De acordo com o relatório, a iniciativa faz parte da estratégia do CEO Elon Musk de expandir significativamente a capacidade de geração solar nos Estados Unidos, com a meta de alcançar 100 gigawatts (GW) até 2028.
Os equipamentos devem ser utilizados na estrutura produtiva da empresa em solo americano, reforçando o plano de verticalização da cadeia solar — desde matérias-primas até a geração de energia. A Tesla aposta que a energia solar poderá, no futuro, suprir toda a demanda elétrica dos EUA, incluindo o consumo crescente de data centers.
Entre os possíveis fornecedores estão empresas chinesas especializadas em maquinário para a indústria fotovoltaica, como a Suzhou Maxwell Technologies. Parte desses equipamentos, no entanto, ainda depende de aprovação de exportação por autoridades chinesas, o que pode influenciar o cronograma de entrega.

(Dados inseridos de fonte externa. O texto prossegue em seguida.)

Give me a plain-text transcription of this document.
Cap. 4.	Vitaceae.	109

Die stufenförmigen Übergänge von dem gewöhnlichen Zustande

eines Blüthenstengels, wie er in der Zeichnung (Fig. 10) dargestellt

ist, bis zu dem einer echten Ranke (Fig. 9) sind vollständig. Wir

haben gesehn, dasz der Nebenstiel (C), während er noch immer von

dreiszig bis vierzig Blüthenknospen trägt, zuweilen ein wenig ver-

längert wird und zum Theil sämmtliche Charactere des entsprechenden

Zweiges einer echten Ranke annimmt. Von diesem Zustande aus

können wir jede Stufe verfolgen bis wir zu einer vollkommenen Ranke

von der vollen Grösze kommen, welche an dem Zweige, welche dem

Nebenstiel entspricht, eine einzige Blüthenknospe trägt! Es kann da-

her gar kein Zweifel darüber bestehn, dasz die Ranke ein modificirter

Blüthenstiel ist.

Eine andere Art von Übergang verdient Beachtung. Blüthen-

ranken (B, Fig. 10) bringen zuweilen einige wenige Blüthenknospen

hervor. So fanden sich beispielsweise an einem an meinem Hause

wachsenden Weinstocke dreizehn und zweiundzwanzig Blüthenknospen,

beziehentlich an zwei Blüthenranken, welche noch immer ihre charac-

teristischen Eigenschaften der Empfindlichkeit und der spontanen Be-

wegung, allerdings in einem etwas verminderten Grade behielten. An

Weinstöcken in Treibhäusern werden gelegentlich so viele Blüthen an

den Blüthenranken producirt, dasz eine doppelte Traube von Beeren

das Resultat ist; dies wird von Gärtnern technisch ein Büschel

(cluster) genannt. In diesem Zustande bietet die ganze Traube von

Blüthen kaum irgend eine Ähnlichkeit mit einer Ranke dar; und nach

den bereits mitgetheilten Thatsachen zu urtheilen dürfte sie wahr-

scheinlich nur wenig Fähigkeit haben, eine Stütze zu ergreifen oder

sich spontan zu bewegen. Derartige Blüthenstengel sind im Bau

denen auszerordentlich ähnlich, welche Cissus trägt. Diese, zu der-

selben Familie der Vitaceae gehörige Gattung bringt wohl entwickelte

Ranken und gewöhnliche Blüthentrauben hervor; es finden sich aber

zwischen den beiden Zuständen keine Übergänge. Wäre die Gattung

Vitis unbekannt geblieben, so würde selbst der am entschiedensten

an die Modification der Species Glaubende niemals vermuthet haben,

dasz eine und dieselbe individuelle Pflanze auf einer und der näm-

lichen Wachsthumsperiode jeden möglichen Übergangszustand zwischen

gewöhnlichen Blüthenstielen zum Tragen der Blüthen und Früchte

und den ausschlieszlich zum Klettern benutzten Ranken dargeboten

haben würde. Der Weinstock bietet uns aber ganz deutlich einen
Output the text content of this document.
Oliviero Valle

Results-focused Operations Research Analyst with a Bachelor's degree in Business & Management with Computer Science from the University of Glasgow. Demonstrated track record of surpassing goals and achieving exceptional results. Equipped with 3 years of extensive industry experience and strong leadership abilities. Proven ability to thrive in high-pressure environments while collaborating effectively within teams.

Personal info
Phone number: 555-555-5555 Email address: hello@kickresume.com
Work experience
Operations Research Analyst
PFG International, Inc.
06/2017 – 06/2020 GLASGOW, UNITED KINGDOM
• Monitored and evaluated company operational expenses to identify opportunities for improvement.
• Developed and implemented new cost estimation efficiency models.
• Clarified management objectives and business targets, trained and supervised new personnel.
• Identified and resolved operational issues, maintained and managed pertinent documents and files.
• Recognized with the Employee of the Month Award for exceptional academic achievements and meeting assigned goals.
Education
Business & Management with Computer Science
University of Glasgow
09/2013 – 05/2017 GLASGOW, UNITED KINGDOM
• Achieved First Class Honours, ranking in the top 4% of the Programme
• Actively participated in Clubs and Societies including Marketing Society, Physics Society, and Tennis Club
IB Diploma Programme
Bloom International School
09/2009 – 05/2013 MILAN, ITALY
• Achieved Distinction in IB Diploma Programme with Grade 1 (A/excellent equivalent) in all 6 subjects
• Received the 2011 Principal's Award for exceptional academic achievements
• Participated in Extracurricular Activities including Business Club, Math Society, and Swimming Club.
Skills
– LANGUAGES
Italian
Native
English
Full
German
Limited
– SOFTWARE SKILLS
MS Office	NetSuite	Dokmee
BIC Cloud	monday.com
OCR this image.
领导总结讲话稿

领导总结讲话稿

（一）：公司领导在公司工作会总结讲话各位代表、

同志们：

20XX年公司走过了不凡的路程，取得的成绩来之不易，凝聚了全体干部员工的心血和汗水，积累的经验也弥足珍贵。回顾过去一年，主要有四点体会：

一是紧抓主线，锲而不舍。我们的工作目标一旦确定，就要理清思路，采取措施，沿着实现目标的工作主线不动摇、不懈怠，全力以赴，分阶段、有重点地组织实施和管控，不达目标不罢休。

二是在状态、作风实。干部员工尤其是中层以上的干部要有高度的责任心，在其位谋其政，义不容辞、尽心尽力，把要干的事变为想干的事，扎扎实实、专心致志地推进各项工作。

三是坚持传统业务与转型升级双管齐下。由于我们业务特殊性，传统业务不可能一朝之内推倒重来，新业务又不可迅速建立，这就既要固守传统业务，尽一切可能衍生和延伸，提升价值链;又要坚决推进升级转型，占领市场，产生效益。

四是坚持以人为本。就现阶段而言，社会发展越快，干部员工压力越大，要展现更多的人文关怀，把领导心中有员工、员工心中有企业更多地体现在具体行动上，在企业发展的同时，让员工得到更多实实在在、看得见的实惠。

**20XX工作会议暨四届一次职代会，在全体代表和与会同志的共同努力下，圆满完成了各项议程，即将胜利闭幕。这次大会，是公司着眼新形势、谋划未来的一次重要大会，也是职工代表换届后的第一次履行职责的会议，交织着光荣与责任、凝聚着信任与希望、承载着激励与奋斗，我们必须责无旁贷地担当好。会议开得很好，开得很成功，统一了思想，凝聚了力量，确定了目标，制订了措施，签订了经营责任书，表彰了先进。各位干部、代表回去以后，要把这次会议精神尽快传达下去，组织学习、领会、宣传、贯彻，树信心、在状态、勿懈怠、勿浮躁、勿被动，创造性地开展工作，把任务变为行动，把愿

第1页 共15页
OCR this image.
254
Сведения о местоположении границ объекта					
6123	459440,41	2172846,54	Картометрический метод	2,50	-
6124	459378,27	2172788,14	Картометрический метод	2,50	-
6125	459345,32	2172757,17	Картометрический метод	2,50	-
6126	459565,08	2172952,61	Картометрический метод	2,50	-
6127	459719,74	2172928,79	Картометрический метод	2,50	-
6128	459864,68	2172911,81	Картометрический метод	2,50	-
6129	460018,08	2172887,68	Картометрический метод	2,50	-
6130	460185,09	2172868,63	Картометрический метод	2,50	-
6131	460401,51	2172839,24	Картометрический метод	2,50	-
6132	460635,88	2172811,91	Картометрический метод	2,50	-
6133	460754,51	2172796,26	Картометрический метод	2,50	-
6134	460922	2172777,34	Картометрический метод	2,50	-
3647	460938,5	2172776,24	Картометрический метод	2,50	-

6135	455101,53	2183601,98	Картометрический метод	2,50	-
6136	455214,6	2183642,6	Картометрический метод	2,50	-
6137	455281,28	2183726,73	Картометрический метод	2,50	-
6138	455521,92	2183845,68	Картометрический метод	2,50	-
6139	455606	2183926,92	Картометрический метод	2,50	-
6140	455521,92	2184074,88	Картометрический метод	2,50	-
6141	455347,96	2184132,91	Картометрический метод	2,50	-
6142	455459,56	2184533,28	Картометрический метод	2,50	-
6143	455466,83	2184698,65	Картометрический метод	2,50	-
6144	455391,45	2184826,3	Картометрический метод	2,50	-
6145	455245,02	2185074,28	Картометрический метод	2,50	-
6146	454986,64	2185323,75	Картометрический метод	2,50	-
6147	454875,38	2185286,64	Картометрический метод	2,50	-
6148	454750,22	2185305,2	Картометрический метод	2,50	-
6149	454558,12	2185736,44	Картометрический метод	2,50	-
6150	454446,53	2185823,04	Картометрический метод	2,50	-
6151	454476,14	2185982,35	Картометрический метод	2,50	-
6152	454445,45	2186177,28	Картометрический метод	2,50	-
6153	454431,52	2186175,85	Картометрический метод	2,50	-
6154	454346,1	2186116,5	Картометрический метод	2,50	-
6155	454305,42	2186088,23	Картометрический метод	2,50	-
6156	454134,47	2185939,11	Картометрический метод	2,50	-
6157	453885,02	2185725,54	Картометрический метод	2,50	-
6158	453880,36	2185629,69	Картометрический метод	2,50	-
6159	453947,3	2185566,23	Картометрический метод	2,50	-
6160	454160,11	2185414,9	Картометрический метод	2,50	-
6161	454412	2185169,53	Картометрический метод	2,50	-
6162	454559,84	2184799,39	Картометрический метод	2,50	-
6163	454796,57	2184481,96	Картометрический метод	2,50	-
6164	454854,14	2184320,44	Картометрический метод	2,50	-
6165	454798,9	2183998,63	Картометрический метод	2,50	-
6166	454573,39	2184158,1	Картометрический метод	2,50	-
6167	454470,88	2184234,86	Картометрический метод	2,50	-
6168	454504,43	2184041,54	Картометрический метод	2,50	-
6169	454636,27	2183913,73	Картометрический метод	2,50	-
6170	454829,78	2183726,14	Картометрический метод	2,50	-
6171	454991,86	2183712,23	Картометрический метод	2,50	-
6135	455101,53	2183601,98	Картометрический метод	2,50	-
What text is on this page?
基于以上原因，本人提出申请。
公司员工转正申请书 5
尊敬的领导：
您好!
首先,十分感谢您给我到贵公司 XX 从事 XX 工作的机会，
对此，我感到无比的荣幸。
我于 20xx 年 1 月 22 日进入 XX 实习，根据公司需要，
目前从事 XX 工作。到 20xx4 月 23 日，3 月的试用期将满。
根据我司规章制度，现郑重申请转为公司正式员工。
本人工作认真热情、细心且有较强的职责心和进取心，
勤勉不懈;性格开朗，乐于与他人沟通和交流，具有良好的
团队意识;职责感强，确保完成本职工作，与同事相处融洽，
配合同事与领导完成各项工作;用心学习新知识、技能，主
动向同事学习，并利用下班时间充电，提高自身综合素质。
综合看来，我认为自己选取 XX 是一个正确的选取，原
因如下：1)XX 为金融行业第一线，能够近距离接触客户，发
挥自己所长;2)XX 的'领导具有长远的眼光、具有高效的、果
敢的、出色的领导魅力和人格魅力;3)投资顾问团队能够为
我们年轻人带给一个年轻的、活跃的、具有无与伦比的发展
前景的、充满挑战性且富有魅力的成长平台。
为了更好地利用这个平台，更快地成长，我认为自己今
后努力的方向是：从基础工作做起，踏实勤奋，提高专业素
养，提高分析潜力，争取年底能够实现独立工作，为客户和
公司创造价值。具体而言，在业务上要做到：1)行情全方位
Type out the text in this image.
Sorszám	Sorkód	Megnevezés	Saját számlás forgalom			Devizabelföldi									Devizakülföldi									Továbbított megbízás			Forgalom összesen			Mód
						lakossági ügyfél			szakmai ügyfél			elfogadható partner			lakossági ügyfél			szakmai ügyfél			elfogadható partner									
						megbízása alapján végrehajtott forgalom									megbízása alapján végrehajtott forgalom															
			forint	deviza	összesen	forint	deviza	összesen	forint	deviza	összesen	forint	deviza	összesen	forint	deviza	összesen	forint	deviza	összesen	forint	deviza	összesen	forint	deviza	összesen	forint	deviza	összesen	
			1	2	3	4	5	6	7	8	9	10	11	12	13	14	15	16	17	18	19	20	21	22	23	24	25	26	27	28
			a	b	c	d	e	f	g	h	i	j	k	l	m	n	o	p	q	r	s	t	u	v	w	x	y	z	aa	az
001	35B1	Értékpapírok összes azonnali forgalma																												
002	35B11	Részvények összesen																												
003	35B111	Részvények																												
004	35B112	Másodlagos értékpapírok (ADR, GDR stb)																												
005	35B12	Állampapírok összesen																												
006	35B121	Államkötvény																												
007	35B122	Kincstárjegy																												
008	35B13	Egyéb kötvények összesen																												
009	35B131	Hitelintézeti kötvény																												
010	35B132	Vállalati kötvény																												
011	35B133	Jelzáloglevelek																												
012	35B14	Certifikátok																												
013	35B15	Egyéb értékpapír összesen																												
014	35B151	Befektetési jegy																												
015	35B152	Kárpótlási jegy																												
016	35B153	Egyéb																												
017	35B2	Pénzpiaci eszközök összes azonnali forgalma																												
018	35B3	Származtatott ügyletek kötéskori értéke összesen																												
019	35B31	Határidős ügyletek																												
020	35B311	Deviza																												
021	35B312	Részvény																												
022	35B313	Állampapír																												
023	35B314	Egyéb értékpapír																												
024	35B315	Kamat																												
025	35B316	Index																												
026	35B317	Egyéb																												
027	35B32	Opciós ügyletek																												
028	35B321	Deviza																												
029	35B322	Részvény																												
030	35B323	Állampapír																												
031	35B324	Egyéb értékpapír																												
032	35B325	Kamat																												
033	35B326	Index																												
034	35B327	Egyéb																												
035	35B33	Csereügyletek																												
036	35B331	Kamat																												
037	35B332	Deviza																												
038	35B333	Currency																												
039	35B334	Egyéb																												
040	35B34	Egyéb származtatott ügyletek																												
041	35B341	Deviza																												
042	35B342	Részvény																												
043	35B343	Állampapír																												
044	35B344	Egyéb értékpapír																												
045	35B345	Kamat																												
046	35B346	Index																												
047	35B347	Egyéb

A movimentação também evidencia a dependência global da cadeia produtiva solar em relação à China, líder na fabricação de equipamentos e insumos do setor. Para os fabricantes chineses, o acordo representa uma oportunidade relevante em meio à desaceleração da demanda doméstica.
Do ponto de vista estratégico, a possível compra reforça o posicionamento da Tesla não apenas como montadora de veículos elétricos, mas como um dos principais players globais na transição energética, ampliando sua atuação no segmento de energia solar e infraestrutura elétrica.